In spark ignition engines, a gasoline–air mixture is ignited with a spark plug, and the energy of the burning fuel is used to drive the motor. Engine knock, which is caused by fuel igniting at the wrong moment, leads to an uneven running of the motor and a reduced performance in advanced engine types.
“Engine knock is a limiting factor particularly when it comes to increasing the efficiency of engines through downsizing or turbocharging,” said Aamir Farooq from KAUST’s Clean Combustion Research Center.
Knocking can be reduced by introducing additives to the gasoline, which suppress disruptive ignition events. However, many existing additives are hazardous. They typically dissolve in water, which can harm the environmental and, if there is a gasoline leak, may threaten human health.
Ethanol is an environmentally-friendly replacement additive obtained from biological materials, and it is widely used as a biofuel. Ethanol does, however, mix with water, hampering the possibility to transport gasoline through pipelines over longer distances.

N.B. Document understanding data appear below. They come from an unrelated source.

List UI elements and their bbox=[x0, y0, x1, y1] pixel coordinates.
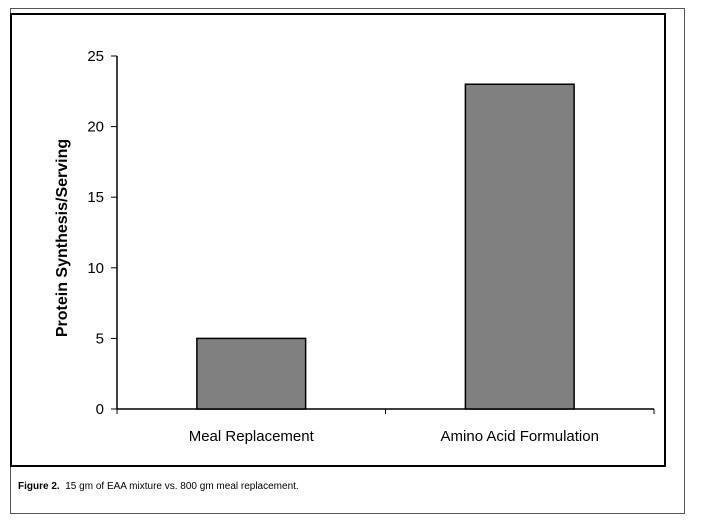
caption-label: Figure 2. bbox=[18, 481, 60, 492]
bar-amino-acid-formulation bbox=[464, 83, 575, 410]
caption-text: 15 gm of EAA mixture vs. 800 gm meal rep… bbox=[65, 481, 299, 492]
y-tick-label: 20 bbox=[87, 119, 104, 136]
x-category-label: Amino Acid Formulation bbox=[441, 428, 599, 445]
y-axis-label: Protein Synthesis/Serving bbox=[54, 139, 71, 337]
y-tick-label: 5 bbox=[96, 330, 104, 347]
bar-meal-replacement bbox=[196, 337, 307, 410]
y-tick-label: 10 bbox=[87, 260, 104, 277]
chart-border bbox=[10, 13, 666, 467]
figure-caption: Figure 2. 15 gm of EAA mixture vs. 800 g… bbox=[18, 481, 299, 492]
y-tick-label: 0 bbox=[96, 401, 104, 418]
y-tick-label: 25 bbox=[87, 48, 104, 65]
x-category-label: Meal Replacement bbox=[189, 428, 315, 445]
y-tick-label: 15 bbox=[87, 189, 104, 206]
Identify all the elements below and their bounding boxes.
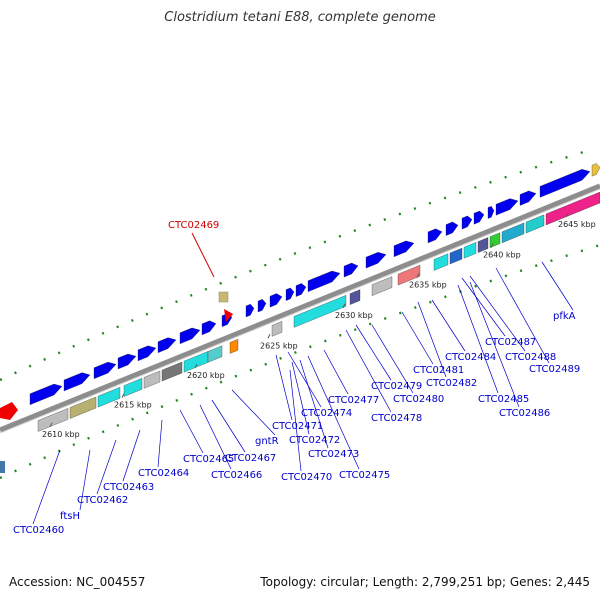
- forward-gene[interactable]: [157, 337, 177, 353]
- gene-label[interactable]: CTC02467: [225, 453, 276, 464]
- reverse-gene[interactable]: [463, 242, 477, 259]
- reverse-gene[interactable]: [545, 191, 600, 226]
- gene-label[interactable]: CTC02470: [281, 472, 332, 483]
- kbp-tick-label: 2625 kbp: [260, 341, 298, 350]
- kbp-tick-label: 2635 kbp: [409, 281, 447, 290]
- reverse-gene[interactable]: [97, 386, 121, 408]
- forward-gene[interactable]: [473, 210, 485, 225]
- gene-label[interactable]: CTC02481: [413, 365, 464, 376]
- genome-backbone-shadow: [0, 188, 600, 434]
- forward-gene[interactable]: [539, 169, 591, 198]
- forward-gene[interactable]: [63, 372, 91, 392]
- gene-label[interactable]: CTC02480: [393, 394, 444, 405]
- gene-label[interactable]: CTC02463: [103, 482, 154, 493]
- forward-gene[interactable]: [487, 206, 495, 219]
- reverse-strand: [37, 191, 600, 432]
- forward-gene[interactable]: [137, 345, 157, 362]
- forward-gene[interactable]: [245, 303, 255, 318]
- forward-gene[interactable]: [427, 228, 443, 244]
- reverse-gene[interactable]: [207, 345, 223, 363]
- forward-gene[interactable]: [365, 252, 387, 269]
- kbp-tick-label: 2615 kbp: [114, 401, 152, 410]
- gene-label[interactable]: CTC02466: [211, 470, 262, 481]
- reverse-gene[interactable]: [271, 321, 283, 337]
- highlighted-gene-label[interactable]: CTC02469: [168, 220, 219, 231]
- kbp-tick-label: 2640 kbp: [483, 251, 521, 260]
- topology-summary: Topology: circular; Length: 2,799,251 bp…: [260, 575, 590, 589]
- highlighted-gene[interactable]: [218, 291, 229, 303]
- forward-gene[interactable]: [591, 163, 600, 177]
- gene-label[interactable]: CTC02472: [289, 435, 340, 446]
- edge-gene-red: [0, 402, 18, 420]
- reverse-gene[interactable]: [69, 396, 97, 419]
- forward-gene[interactable]: [269, 293, 283, 308]
- gene-label[interactable]: CTC02477: [328, 395, 379, 406]
- forward-gene[interactable]: [257, 299, 267, 313]
- gene-label[interactable]: gntR: [255, 436, 279, 447]
- reverse-gene[interactable]: [501, 222, 525, 244]
- forward-gene[interactable]: [519, 190, 537, 206]
- forward-gene[interactable]: [495, 198, 519, 216]
- forward-gene[interactable]: [307, 270, 341, 292]
- gene-label[interactable]: CTC02486: [499, 408, 550, 419]
- highlighted-gene-arrow: [224, 309, 233, 322]
- reverse-gene[interactable]: [449, 247, 463, 265]
- gene-label[interactable]: CTC02474: [301, 408, 352, 419]
- gene-labels: CTC02460 ftsH CTC02462 CTC02463 CTC02464 CTC0…: [13, 261, 580, 536]
- forward-gene[interactable]: [285, 287, 295, 301]
- gene-label[interactable]: CTC02460: [13, 525, 64, 536]
- gene-label[interactable]: CTC02485: [478, 394, 529, 405]
- reverse-gene[interactable]: [477, 237, 489, 253]
- forward-gene[interactable]: [393, 240, 415, 257]
- gene-label[interactable]: CTC02473: [308, 449, 359, 460]
- kbp-scale: 2610 kbp 2615 kbp 2620 kbp 2625 kbp 2630 kbp…: [42, 212, 596, 439]
- forward-gene[interactable]: [461, 215, 473, 230]
- gene-label[interactable]: CTC02488: [505, 352, 556, 363]
- gene-label[interactable]: CTC02482: [426, 378, 477, 389]
- accession-text: Accession: NC_004557: [9, 575, 146, 589]
- gene-label[interactable]: CTC02471: [272, 421, 323, 432]
- kbp-tick-label: 2645 kbp: [558, 220, 596, 229]
- gene-label[interactable]: CTC02479: [371, 381, 422, 392]
- reverse-gene[interactable]: [397, 264, 421, 286]
- reverse-gene[interactable]: [371, 276, 393, 296]
- forward-gene[interactable]: [117, 353, 137, 370]
- gene-label[interactable]: CTC02462: [77, 495, 128, 506]
- reverse-gene[interactable]: [349, 289, 361, 305]
- gene-label[interactable]: CTC02465: [183, 454, 234, 465]
- reverse-gene[interactable]: [433, 253, 449, 271]
- gene-label[interactable]: pfkA: [553, 311, 576, 322]
- reverse-gene[interactable]: [37, 408, 69, 432]
- kbp-tick-label: 2610 kbp: [42, 430, 80, 439]
- gene-label[interactable]: CTC02478: [371, 413, 422, 424]
- forward-gene[interactable]: [29, 383, 63, 406]
- map-title: Clostridium tetani E88, complete genome: [164, 10, 436, 25]
- kbp-tick-label: 2630 kbp: [335, 311, 373, 320]
- gene-label[interactable]: CTC02489: [529, 364, 580, 375]
- forward-gene[interactable]: [445, 221, 459, 236]
- kbp-tick-label: 2620 kbp: [187, 371, 225, 380]
- highlight-leader: [191, 232, 215, 278]
- gene-label[interactable]: CTC02475: [339, 470, 390, 481]
- reverse-gene[interactable]: [229, 338, 239, 354]
- forward-gene[interactable]: [295, 283, 307, 297]
- reverse-gene[interactable]: [161, 361, 183, 382]
- genome-backbone: [0, 183, 600, 433]
- gene-label[interactable]: ftsH: [60, 511, 80, 522]
- forward-gene[interactable]: [179, 327, 201, 345]
- forward-strand: [29, 163, 600, 406]
- reverse-gene[interactable]: [525, 214, 545, 234]
- gene-label[interactable]: CTC02484: [445, 352, 496, 363]
- forward-gene[interactable]: [201, 320, 217, 336]
- reverse-gene[interactable]: [293, 295, 347, 328]
- forward-gene[interactable]: [343, 262, 359, 278]
- gene-label[interactable]: CTC02487: [485, 337, 536, 348]
- forward-gene[interactable]: [93, 361, 117, 379]
- gene-label[interactable]: CTC02464: [138, 468, 189, 479]
- reverse-gene[interactable]: [143, 370, 161, 389]
- edge-gene-steel: [0, 461, 5, 473]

Butanol compounds are good alternatives as they have a similar chemical structure to ethanol, but they have more carbon atoms per molecule and boast a higher energy density per molecule. Another advantage is that they mix less with water, making the transport through oil pipelines more feasible.
Instead of looking at the individual performance of known butanol additives, the researchers studied mixtures of butanol compounds. This allows for the optimization of their anti-knock properties. The experiments were supported by complementary simulations using a theoretical chemical kinetic model that describes the fuel ignition process and the performance at different temperatures and pressures.
The combined practical and theoretical results demonstrate that the butanol mixture improves the performance of gasoline engines at typical operating temperatures, assisted by the interaction of the additives with the primary fuel in the engine.
The findings show the practical viability, says Farooq, because “the mixed butanols we studied are products of well-established refining processes and hence their supply is reliable and continuous.”
Improved and more environmentally friendly gasoline mixtures might soon be a reality and would enable the development of higher-performing engines.